Les valeurs HBM II ne devraient donc pas être maintenues sur le plan légal, ajoute le praticien de médecine légale.
G. Drasch ajoute clairement: “Prenez le cas des victimes des amalgames. Certaines de ces personnes arrivent avec des résultats purement subjectifs d’examens, lesquels ne sont pas objectivables. Il est très grave d’affirmer que cela n’est rien, parce que cela ne peut rien être!”

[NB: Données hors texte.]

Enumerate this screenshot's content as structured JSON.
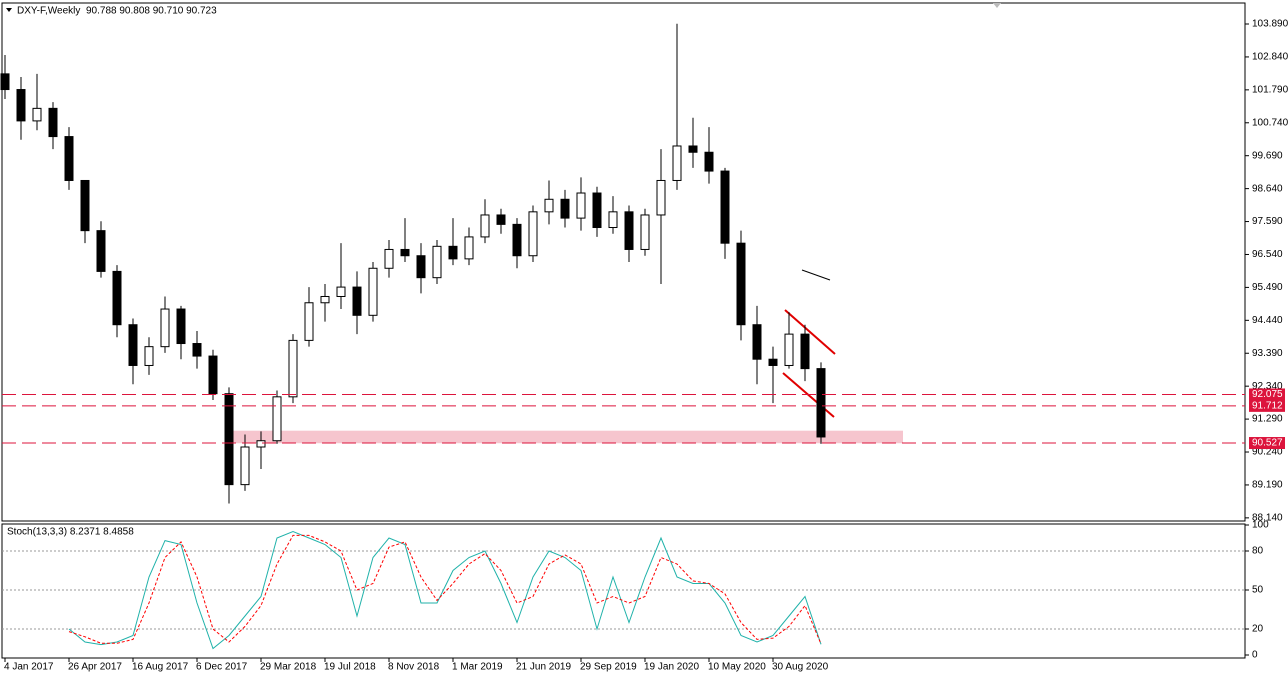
{
  "chart_data": [
    {
      "type": "candlestick",
      "title": "DXY-F,Weekly",
      "subtitle": "90.788 90.808 90.710 90.723",
      "categories": [
        "4 Jan 2017",
        null,
        null,
        null,
        "26 Apr 2017",
        null,
        null,
        null,
        "16 Aug 2017",
        null,
        null,
        null,
        "6 Dec 2017",
        null,
        null,
        null,
        "29 Mar 2018",
        null,
        null,
        null,
        "19 Jul 2018",
        null,
        null,
        null,
        "8 Nov 2018",
        null,
        null,
        null,
        "1 Mar 2019",
        null,
        null,
        null,
        "21 Jun 2019",
        null,
        null,
        null,
        "29 Sep 2019",
        null,
        null,
        null,
        "19 Jan 2020",
        null,
        null,
        null,
        "10 May 2020",
        null,
        null,
        null,
        "30 Aug 2020",
        null,
        null,
        null
      ],
      "open": [
        102.3,
        101.8,
        100.8,
        101.2,
        100.3,
        98.9,
        97.3,
        96.0,
        94.3,
        93.0,
        93.6,
        94.8,
        93.7,
        93.3,
        92.1,
        89.2,
        90.4,
        90.6,
        92.0,
        93.8,
        95.0,
        95.2,
        95.5,
        94.6,
        96.1,
        96.7,
        96.5,
        95.8,
        96.8,
        96.4,
        97.1,
        97.8,
        97.5,
        96.5,
        97.9,
        98.3,
        97.7,
        98.5,
        97.4,
        97.9,
        96.7,
        97.8,
        98.9,
        100.0,
        99.8,
        99.2,
        96.9,
        94.3,
        93.2,
        93.0,
        94.0,
        92.9
      ],
      "high": [
        102.9,
        102.2,
        102.3,
        101.4,
        100.6,
        98.9,
        97.6,
        96.2,
        94.5,
        93.9,
        95.2,
        94.9,
        94.1,
        93.5,
        92.3,
        90.8,
        90.9,
        92.2,
        94.0,
        95.5,
        95.6,
        96.9,
        96.0,
        96.3,
        97.0,
        97.7,
        96.9,
        97.0,
        97.7,
        97.4,
        98.3,
        98.0,
        97.7,
        98.1,
        98.9,
        98.6,
        99.0,
        98.7,
        98.4,
        98.1,
        98.0,
        99.9,
        103.9,
        100.9,
        100.6,
        99.3,
        97.3,
        94.9,
        93.6,
        94.7,
        94.3,
        93.1
      ],
      "low": [
        101.5,
        100.2,
        100.5,
        99.9,
        98.6,
        96.9,
        95.8,
        93.9,
        92.4,
        92.7,
        93.4,
        93.2,
        92.9,
        91.9,
        88.6,
        89.0,
        89.7,
        90.5,
        91.8,
        93.6,
        94.4,
        94.8,
        94.0,
        94.4,
        95.8,
        96.3,
        95.3,
        95.6,
        96.2,
        96.2,
        96.9,
        97.2,
        96.1,
        96.3,
        97.5,
        97.4,
        97.3,
        97.1,
        97.2,
        96.3,
        96.5,
        95.6,
        98.6,
        99.3,
        98.8,
        96.4,
        93.8,
        92.4,
        91.8,
        92.9,
        92.5,
        90.5
      ],
      "close": [
        101.8,
        100.8,
        101.2,
        100.3,
        98.9,
        97.3,
        96.0,
        94.3,
        93.0,
        93.6,
        94.8,
        93.7,
        93.3,
        92.1,
        89.2,
        90.4,
        90.6,
        92.0,
        93.8,
        95.0,
        95.2,
        95.5,
        94.6,
        96.1,
        96.7,
        96.5,
        95.8,
        96.8,
        96.4,
        97.1,
        97.8,
        97.5,
        96.5,
        97.9,
        98.3,
        97.7,
        98.5,
        97.4,
        97.9,
        96.7,
        97.8,
        98.9,
        100.0,
        99.8,
        99.2,
        96.9,
        94.3,
        93.2,
        93.0,
        94.0,
        92.9,
        90.72
      ],
      "up_color": "#ffffff",
      "down_color": "#000000",
      "ylim": [
        88.04,
        104.56
      ],
      "yticks": [
        {
          "value": 103.89,
          "label": "103.890"
        },
        {
          "value": 102.84,
          "label": "102.840"
        },
        {
          "value": 101.79,
          "label": "101.790"
        },
        {
          "value": 100.74,
          "label": "100.740"
        },
        {
          "value": 99.69,
          "label": "99.690"
        },
        {
          "value": 98.64,
          "label": "98.640"
        },
        {
          "value": 97.59,
          "label": "97.590"
        },
        {
          "value": 96.54,
          "label": "96.540"
        },
        {
          "value": 95.49,
          "label": "95.490"
        },
        {
          "value": 94.44,
          "label": "94.440"
        },
        {
          "value": 93.39,
          "label": "93.390"
        },
        {
          "value": 92.34,
          "label": "92.340"
        },
        {
          "value": 91.29,
          "label": "91.290"
        },
        {
          "value": 90.24,
          "label": "90.240"
        },
        {
          "value": 89.19,
          "label": "89.190"
        },
        {
          "value": 88.14,
          "label": "88.140"
        }
      ],
      "hlines": [
        92.075,
        91.712,
        90.527
      ],
      "hline_color": "#dc143c",
      "zone": [
        90.52,
        90.92
      ],
      "zone_color": "#f4b6c2"
    },
    {
      "type": "line",
      "title": "Stoch(13,3,3) 8.2371 8.4858",
      "series": [
        {
          "color": "#20b2aa",
          "values": [
            null,
            null,
            null,
            null,
            20,
            10,
            8,
            10,
            15,
            60,
            88,
            85,
            40,
            5,
            15,
            30,
            45,
            90,
            95,
            90,
            85,
            75,
            30,
            75,
            90,
            85,
            40,
            40,
            65,
            75,
            80,
            55,
            25,
            60,
            80,
            75,
            65,
            20,
            60,
            25,
            60,
            90,
            60,
            55,
            55,
            40,
            15,
            10,
            15,
            30,
            45,
            8.2371
          ]
        },
        {
          "color": "#ff0000",
          "dashed": true,
          "values": [
            null,
            null,
            null,
            null,
            18,
            14,
            9,
            9,
            12,
            40,
            75,
            87,
            60,
            20,
            10,
            22,
            38,
            70,
            92,
            92,
            87,
            80,
            50,
            55,
            83,
            87,
            60,
            42,
            55,
            70,
            78,
            65,
            40,
            45,
            70,
            77,
            70,
            40,
            45,
            40,
            45,
            75,
            70,
            57,
            55,
            47,
            25,
            12,
            13,
            22,
            38,
            8.4858
          ]
        }
      ],
      "ylim": [
        0,
        100
      ],
      "yticks": [
        100,
        80,
        50,
        20,
        0
      ]
    }
  ]
}
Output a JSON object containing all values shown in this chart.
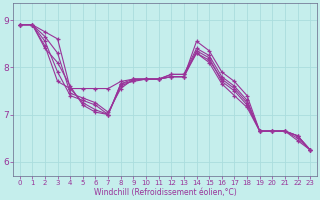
{
  "xlabel": "Windchill (Refroidissement éolien,°C)",
  "bg_color": "#c5eeec",
  "line_color": "#993399",
  "grid_color": "#aadddd",
  "axis_color": "#666688",
  "xlim": [
    -0.5,
    23.5
  ],
  "ylim": [
    5.7,
    9.35
  ],
  "yticks": [
    6,
    7,
    8,
    9
  ],
  "xticks": [
    0,
    1,
    2,
    3,
    4,
    5,
    6,
    7,
    8,
    9,
    10,
    11,
    12,
    13,
    14,
    15,
    16,
    17,
    18,
    19,
    20,
    21,
    22,
    23
  ],
  "series": [
    [
      8.9,
      8.9,
      8.75,
      8.6,
      7.55,
      7.55,
      7.55,
      7.55,
      7.7,
      7.75,
      7.75,
      7.75,
      7.8,
      7.8,
      8.55,
      8.35,
      7.9,
      7.7,
      7.4,
      6.65,
      6.65,
      6.65,
      6.45,
      6.25
    ],
    [
      8.9,
      8.9,
      8.65,
      8.3,
      7.45,
      7.35,
      7.25,
      7.05,
      7.55,
      7.75,
      7.75,
      7.75,
      7.85,
      7.85,
      8.4,
      8.25,
      7.8,
      7.6,
      7.3,
      6.65,
      6.65,
      6.65,
      6.5,
      6.25
    ],
    [
      8.9,
      8.9,
      8.55,
      7.9,
      7.4,
      7.3,
      7.2,
      7.0,
      7.65,
      7.75,
      7.75,
      7.75,
      7.85,
      7.85,
      8.3,
      8.15,
      7.75,
      7.55,
      7.25,
      6.65,
      6.65,
      6.65,
      6.55,
      6.25
    ],
    [
      8.9,
      8.9,
      8.45,
      7.7,
      7.55,
      7.25,
      7.1,
      7.0,
      7.65,
      7.7,
      7.75,
      7.75,
      7.8,
      7.8,
      8.35,
      8.2,
      7.7,
      7.5,
      7.2,
      6.65,
      6.65,
      6.65,
      6.55,
      6.25
    ],
    [
      8.9,
      8.9,
      8.4,
      8.1,
      7.6,
      7.2,
      7.05,
      7.0,
      7.6,
      7.72,
      7.75,
      7.75,
      7.8,
      7.8,
      8.3,
      8.1,
      7.65,
      7.4,
      7.15,
      6.65,
      6.65,
      6.65,
      6.55,
      6.25
    ]
  ]
}
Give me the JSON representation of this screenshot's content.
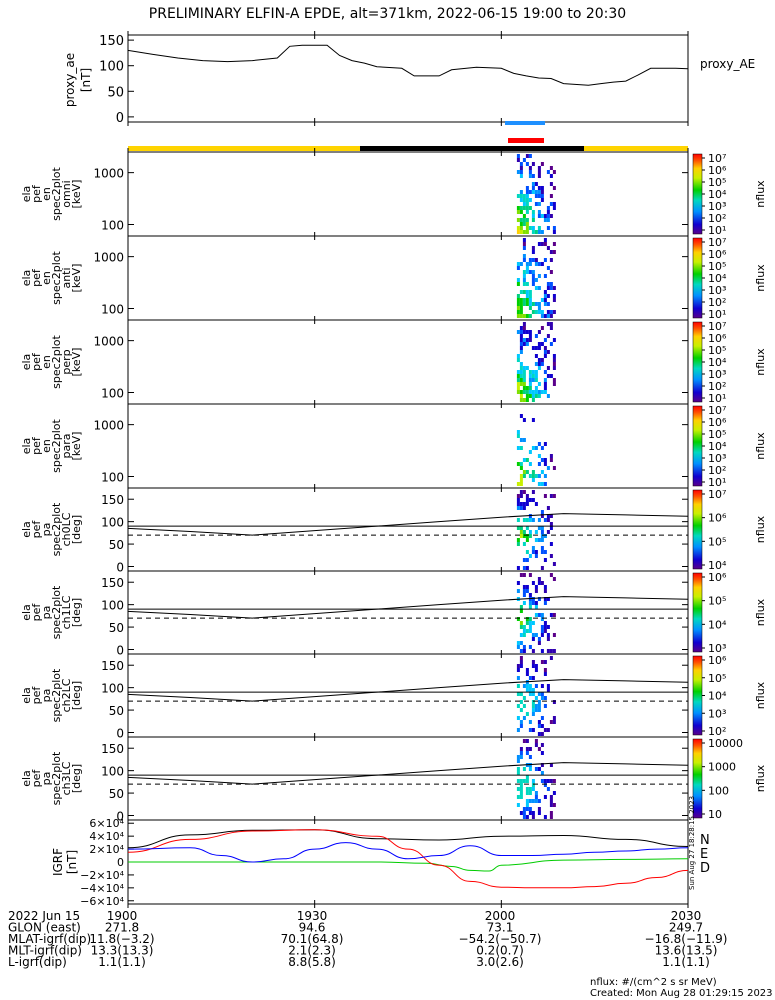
{
  "title": "PRELIMINARY ELFIN-A EPDE, alt=371km, 2022-06-15 19:00 to 20:30",
  "chart_data": [
    {
      "type": "line",
      "panel": "proxy_ae",
      "ylabel": [
        "proxy_ae",
        "[nT]"
      ],
      "legend": "proxy_AE",
      "ylim": [
        -10,
        160
      ],
      "yticks": [
        "150",
        "100",
        "50",
        "0"
      ],
      "x_minutes": [
        0,
        4,
        8,
        12,
        16,
        20,
        24,
        26,
        28,
        32,
        34,
        36,
        38,
        40,
        44,
        46,
        48,
        50,
        52,
        56,
        60,
        62,
        64,
        66,
        68,
        70,
        74,
        76,
        78,
        80,
        82,
        84,
        88,
        90
      ],
      "y": [
        130,
        122,
        115,
        110,
        108,
        110,
        115,
        138,
        140,
        140,
        120,
        110,
        105,
        98,
        95,
        80,
        80,
        80,
        92,
        97,
        95,
        85,
        80,
        76,
        75,
        65,
        62,
        65,
        68,
        70,
        82,
        95,
        95,
        94
      ]
    },
    {
      "type": "heatmap",
      "panel": "omni",
      "ylabel": [
        "ela",
        "pef",
        "en",
        "spec2plot",
        "omni",
        "[keV]"
      ],
      "yticks": [
        "1000",
        "100"
      ],
      "colorbar": {
        "label": "nflux",
        "ticks": [
          "10⁷",
          "10⁶",
          "10⁵",
          "10⁴",
          "10³",
          "10²",
          "10¹"
        ]
      }
    },
    {
      "type": "heatmap",
      "panel": "anti",
      "ylabel": [
        "ela",
        "pef",
        "en",
        "spec2plot",
        "anti",
        "[keV]"
      ],
      "yticks": [
        "1000",
        "100"
      ],
      "colorbar": {
        "label": "nflux",
        "ticks": [
          "10⁷",
          "10⁶",
          "10⁵",
          "10⁴",
          "10³",
          "10²",
          "10¹"
        ]
      }
    },
    {
      "type": "heatmap",
      "panel": "perp",
      "ylabel": [
        "ela",
        "pef",
        "en",
        "spec2plot",
        "perp",
        "[keV]"
      ],
      "yticks": [
        "1000",
        "100"
      ],
      "colorbar": {
        "label": "nflux",
        "ticks": [
          "10⁷",
          "10⁶",
          "10⁵",
          "10⁴",
          "10³",
          "10²",
          "10¹"
        ]
      }
    },
    {
      "type": "heatmap",
      "panel": "para",
      "ylabel": [
        "ela",
        "pef",
        "en",
        "spec2plot",
        "para",
        "[keV]"
      ],
      "yticks": [
        "1000",
        "100"
      ],
      "colorbar": {
        "label": "nflux",
        "ticks": [
          "10⁷",
          "10⁶",
          "10⁵",
          "10⁴",
          "10³",
          "10²",
          "10¹"
        ]
      }
    },
    {
      "type": "heatmap",
      "panel": "ch0LC",
      "ylabel": [
        "ela",
        "pef",
        "pa",
        "spec2plot",
        "ch0LC",
        "[deg]"
      ],
      "yticks": [
        "150",
        "100",
        "50",
        "0"
      ],
      "colorbar": {
        "label": "nflux",
        "ticks": [
          "10⁷",
          "10⁶",
          "10⁵",
          "10⁴"
        ]
      }
    },
    {
      "type": "heatmap",
      "panel": "ch1LC",
      "ylabel": [
        "ela",
        "pef",
        "pa",
        "spec2plot",
        "ch1LC",
        "[deg]"
      ],
      "yticks": [
        "150",
        "100",
        "50",
        "0"
      ],
      "colorbar": {
        "label": "nflux",
        "ticks": [
          "10⁶",
          "10⁵",
          "10⁴",
          "10³"
        ]
      }
    },
    {
      "type": "heatmap",
      "panel": "ch2LC",
      "ylabel": [
        "ela",
        "pef",
        "pa",
        "spec2plot",
        "ch2LC",
        "[deg]"
      ],
      "yticks": [
        "150",
        "100",
        "50",
        "0"
      ],
      "colorbar": {
        "label": "nflux",
        "ticks": [
          "10⁶",
          "10⁵",
          "10⁴",
          "10³",
          "10²"
        ]
      }
    },
    {
      "type": "heatmap",
      "panel": "ch3LC",
      "ylabel": [
        "ela",
        "pef",
        "pa",
        "spec2plot",
        "ch3LC",
        "[deg]"
      ],
      "yticks": [
        "150",
        "100",
        "50",
        "0"
      ],
      "colorbar": {
        "label": "nflux",
        "ticks": [
          "10000",
          "1000",
          "100",
          "10"
        ]
      }
    },
    {
      "type": "line",
      "panel": "IGRF",
      "ylabel": [
        "IGRF",
        "[nT]"
      ],
      "ylim": [
        -65000,
        65000
      ],
      "yticks": [
        "6×10⁴",
        "4×10⁴",
        "2×10⁴",
        "0",
        "−2×10⁴",
        "−4×10⁴",
        "−6×10⁴"
      ],
      "series": [
        {
          "name": "N",
          "color": "#000000",
          "x_minutes": [
            0,
            10,
            20,
            30,
            40,
            50,
            60,
            70,
            80,
            90
          ],
          "y": [
            22000,
            42000,
            49000,
            50000,
            36000,
            34000,
            40000,
            41000,
            35000,
            24000
          ]
        },
        {
          "name": "E",
          "color": "#00cc00",
          "x_minutes": [
            0,
            40,
            48,
            52,
            55,
            58,
            60,
            70,
            80,
            90
          ],
          "y": [
            0,
            0,
            -2000,
            -7000,
            -13000,
            -14000,
            -5000,
            3000,
            4000,
            5000
          ]
        },
        {
          "name": "D",
          "color": "#ff0000",
          "x_minutes": [
            0,
            10,
            20,
            30,
            40,
            45,
            50,
            55,
            60,
            65,
            70,
            75,
            80,
            85,
            90
          ],
          "y": [
            15000,
            35000,
            48000,
            50000,
            40000,
            20000,
            -5000,
            -30000,
            -39000,
            -40000,
            -40000,
            -38000,
            -33000,
            -24000,
            -13000
          ]
        },
        {
          "name": "",
          "color": "#0000ff",
          "x_minutes": [
            0,
            10,
            15,
            20,
            25,
            30,
            35,
            40,
            45,
            50,
            55,
            60,
            65,
            70,
            75,
            80,
            85,
            90
          ],
          "y": [
            20000,
            22000,
            10000,
            0,
            5000,
            20000,
            30000,
            20000,
            5000,
            10000,
            25000,
            10000,
            10000,
            12000,
            15000,
            17000,
            20000,
            22000
          ]
        }
      ]
    }
  ],
  "xaxis": {
    "ticks": [
      "1900",
      "1930",
      "2000",
      "2030"
    ],
    "rows": [
      {
        "label": "2022 Jun 15",
        "values": [
          "1900",
          "1930",
          "2000",
          "2030"
        ]
      },
      {
        "label": "GLON (east)",
        "values": [
          "271.8",
          "94.6",
          "73.1",
          "249.7"
        ]
      },
      {
        "label": "MLAT-igrf(dip)",
        "values": [
          "11.8(−3.2)",
          "70.1(64.8)",
          "−54.2(−50.7)",
          "−16.8(−11.9)"
        ]
      },
      {
        "label": "MLT-igrf(dip)",
        "values": [
          "13.3(13.3)",
          "2.1(2.3)",
          "0.2(0.7)",
          "13.6(13.5)"
        ]
      },
      {
        "label": "L-igrf(dip)",
        "values": [
          "1.1(1.1)",
          "8.8(5.8)",
          "3.0(2.6)",
          "1.1(1.1)"
        ]
      }
    ]
  },
  "igrf_labels": {
    "n": "N",
    "e": "E",
    "d": "D"
  },
  "side_stamp": "Sun Aug 27 18:28:15 2023",
  "footer": {
    "units": "nflux: #/(cm^2 s sr MeV)",
    "created": "Created: Mon Aug 28 01:29:15 2023"
  },
  "colors": {
    "sun_bar": "#ffd400",
    "shadow_bar": "#000000",
    "blue_bar": "#1e90ff",
    "red_bar": "#ff0000"
  }
}
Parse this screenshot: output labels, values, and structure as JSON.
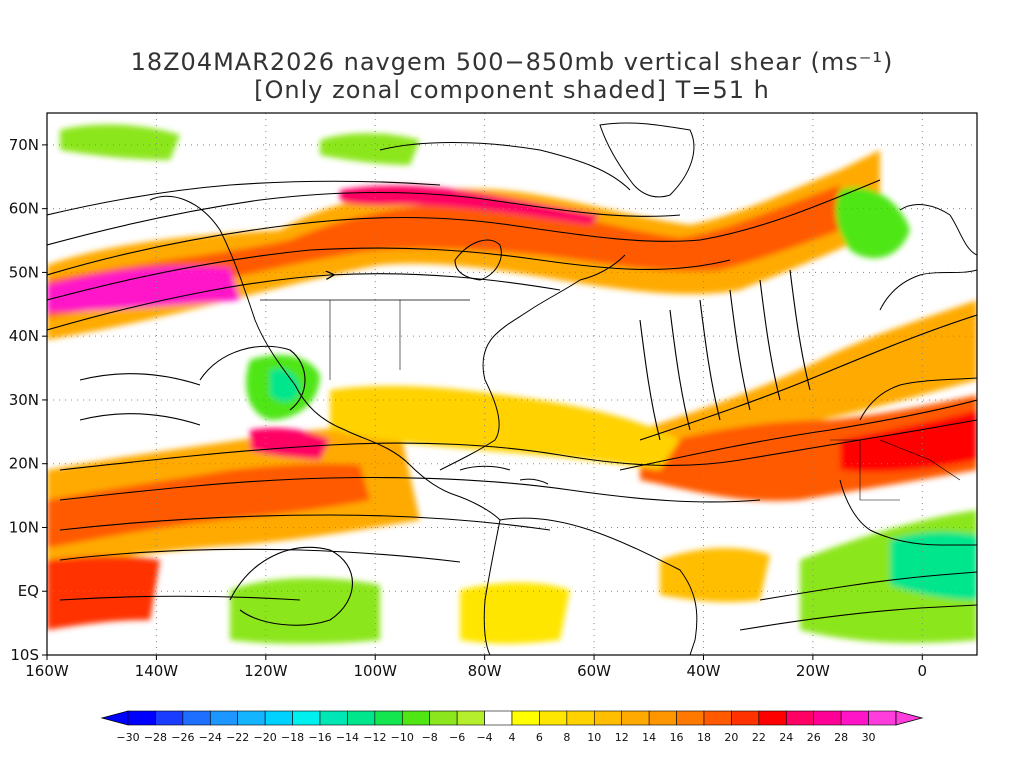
{
  "title": {
    "line1": "18Z04MAR2026 navgem 500−850mb vertical shear (ms⁻¹)",
    "line2": "[Only zonal component shaded] T=51 h"
  },
  "axes": {
    "lon_ticks": [
      "160W",
      "140W",
      "120W",
      "100W",
      "80W",
      "60W",
      "40W",
      "20W",
      "0"
    ],
    "lon_values": [
      -160,
      -140,
      -120,
      -100,
      -80,
      -60,
      -40,
      -20,
      0
    ],
    "lat_ticks": [
      "70N",
      "60N",
      "50N",
      "40N",
      "30N",
      "20N",
      "10N",
      "EQ",
      "10S"
    ],
    "lat_values": [
      70,
      60,
      50,
      40,
      30,
      20,
      10,
      0,
      -10
    ],
    "lon_range": [
      -160,
      10
    ],
    "lat_range": [
      -10,
      75
    ],
    "grid": "dotted"
  },
  "colorbar": {
    "labels": [
      "-30",
      "-28",
      "-26",
      "-24",
      "-22",
      "-20",
      "-18",
      "-16",
      "-14",
      "-12",
      "-10",
      "-8",
      "-6",
      "-4",
      "4",
      "6",
      "8",
      "10",
      "12",
      "14",
      "16",
      "18",
      "20",
      "22",
      "24",
      "26",
      "28",
      "30"
    ],
    "colors": [
      "#0000ff",
      "#1a3cff",
      "#1e6eff",
      "#1e96ff",
      "#14b4ff",
      "#00d2ff",
      "#00f0f0",
      "#00e6b4",
      "#00e68c",
      "#14e650",
      "#50e614",
      "#8ce61e",
      "#b4ee2d",
      "#ffffff",
      "#ffff00",
      "#ffe600",
      "#ffd200",
      "#ffbe00",
      "#ffaa00",
      "#ff9600",
      "#ff7800",
      "#ff5a00",
      "#ff3200",
      "#ff0000",
      "#ff0064",
      "#ff0096",
      "#ff14c8",
      "#ff3cdc"
    ]
  },
  "colors": {
    "background": "#ffffff",
    "coast": "#000000",
    "streamline": "#000000"
  }
}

Il faut donc lancer un débat concernant une valeur limite et la question qui en découle est : “Existe-t’il une concentration en mercure en dessous de laquelle aucun effet préjudiciable ne se manifeste plus?”
Adresse des auteurs: Prof. Gustav Drasch, Institut für Rechtsmedizin der Ludwig Maximilians-Universität, München, R.F.A.
Ce document de dernière minute confirme donc de façon péremptoire l’argumentation des études de l’Université de Kiel et de l’Université de Tübingen et rend complètement caduques les arguties de ceux qui prétendent n’avoir jamais perçu de signes d’intoxication mercurielle dans les analyses de sang ou d’urine des porteurs d’amalgames dentaires.